How can you be sure an AI coding agent isn’t silently reading or writing data on your AWS workloads, and that audit trails capture every action?
Many teams treat Cursor, the AI‑powered coding assistant, as just another client. They grant the service a static IAM role, embed the credentials in a CI pipeline, and let the agent connect directly to databases, S3 buckets, or Lambda functions. The connection is long‑lived, the permissions are broad, and the logs that AWS emits are coarse‑grained – they show that the role was used, not which line of generated code triggered a query or a file write. In practice this means a developer can ask the AI to refactor a function, and the resulting data‑plane actions disappear into the background without any per‑request visibility.
This lack of granularity becomes a compliance headache. Auditors ask for evidence that every AI‑driven operation is traceable, that no secret was exfiltrated, and that any unexpected command can be investigated.
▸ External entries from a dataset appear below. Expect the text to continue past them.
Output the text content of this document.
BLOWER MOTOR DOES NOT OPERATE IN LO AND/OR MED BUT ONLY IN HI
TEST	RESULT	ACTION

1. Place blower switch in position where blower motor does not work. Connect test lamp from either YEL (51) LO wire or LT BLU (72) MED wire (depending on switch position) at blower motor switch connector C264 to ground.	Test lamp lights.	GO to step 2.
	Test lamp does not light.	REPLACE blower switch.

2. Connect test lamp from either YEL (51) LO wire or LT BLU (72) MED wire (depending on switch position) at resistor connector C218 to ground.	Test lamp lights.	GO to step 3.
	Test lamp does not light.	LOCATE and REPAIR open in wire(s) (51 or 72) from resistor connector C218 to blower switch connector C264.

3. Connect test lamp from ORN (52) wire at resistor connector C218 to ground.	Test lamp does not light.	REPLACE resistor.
The current setup fixes the obvious problem – the agent can reach the target – but it leaves the critical controls missing: there is no audit trail that ties a specific AI suggestion to the exact API call, no real‑time review of risky actions, and no replay capability for post‑mortem analysis.
Why audit trails matter for AI‑driven development
Audit trails give you a forensic record. They let you answer questions such as:
- Which user prompted the AI, and what was the exact prompt?
- What database query or infrastructure command did the AI generate?
- Did the operation touch a secret, and was the secret masked in the response?
Without a dedicated layer that inspects each request, these answers are unavailable or buried in noisy cloud‑provider logs. The gap is not a shortcoming of IAM or OIDC; it is the absence of a data‑path enforcement point where every packet can be examined, approved, or recorded.
Introducing hoop.dev as the enforcement layer
hoop.dev is a Layer 7 gateway that sits between the Cursor AI agent and your AWS resources. It authenticates users and service accounts via OIDC or SAML, then proxies the connection through a network‑resident agent that never exposes the underlying credentials. Because the gateway is the only place the traffic passes, hoop.dev can enforce the controls you need.
When a request arrives, hoop.dev:
- Records each session, creating a complete audit trail that links the AI prompt to the exact API call.
- Applies inline masking to any response that contains sensitive fields, ensuring secrets never leave the gateway in clear text.
- Requires just‑in‑time approval for commands that match a risky pattern, pausing execution until a human reviewer signs off.
- Blocks disallowed commands before they reach the target, preventing accidental destructive actions.
- Provides replay capability so you can watch a recorded session and verify what the AI actually did.
All of these outcomes exist because hoop.dev sits in the data path. The initial identity verification (the Setup) decides who may start a request, but the enforcement – audit trails, masking, approval – happens exclusively inside the gateway.
Architectural flow for Cursor on AWS
1. Setup: You configure an OIDC provider (for example, Azure AD or Okta) and assign a minimal IAM role to hoop.dev’s internal service identity. The role grants only the permissions required for the specific AWS resources the AI will touch.